Earlier this week, Mozilla Security researcher Cody Crews discovered a malicious advertisement on a Russian news site that steals local files from a system and upload them to a Ukrainian server without the user ever knowing.
The malicious advertisement was exploiting a serious vulnerability in Firefox's PDF Viewer and the JavaScript context in order to inject a script capable of searching sensitive files on user's local file systems.

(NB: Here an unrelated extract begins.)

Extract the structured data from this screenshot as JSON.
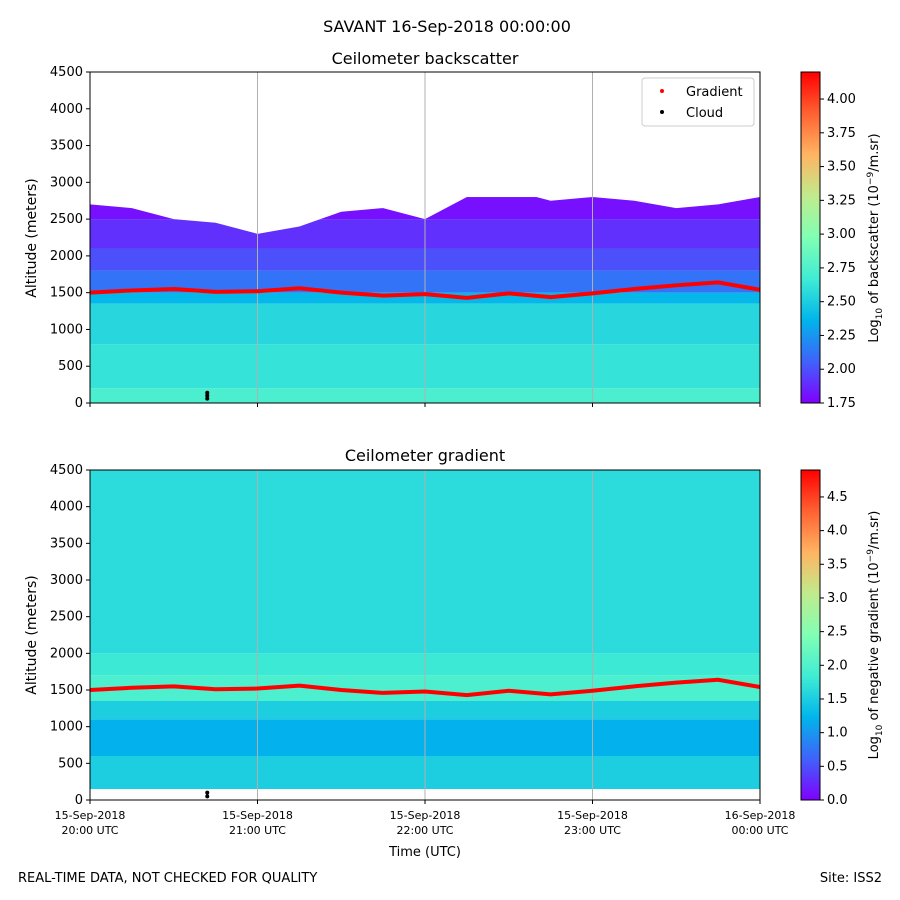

Mozilla versions of Firefox that do not contain the PDF Viewer, such as Firefox for Android, are not affected by the "Same origin violation and local file stealing via PDF reader" vulnerability.
The exploit does not execute any arbitrary code but injects a JavaScript payload into the local file context, allowing the script to search for and upload potentially user's sensitive local files.
All an attacker need to do is load the page with this exploit and sit back and relax. The exploit will silently steal files in the background.
According to Mozilla lead security researcher Daniel Veditz, the exploit specifically searches for:
- FTP configuration files, subversion, s3browser, Filezilla, libpurple and other account information on Windows systems.
- Global configuration files and user directories on Linux systems.
Any files encountered by the exploit are uploaded to a server in Ukraine.
"The exploit leaves no trace it has been run on the local machine," Veditz wrote in a blog post. "If you use Firefox on Windows or Linux it would be prudent to change any passwords and keys found in the above-mentioned files if you use the associated programs."
Mac users are currently safe from this exploit, but researcher warned that another payload could potentially exploit the same vulnerability to target Mac systems.
All versions of Firefox are affected, but the good news is that Mozilla has fixed the issue in its software. So, users are recommended to update browsers to Firefox 39.0.3 to protect against the exploit. Enterprise users can patch to 38.1.1.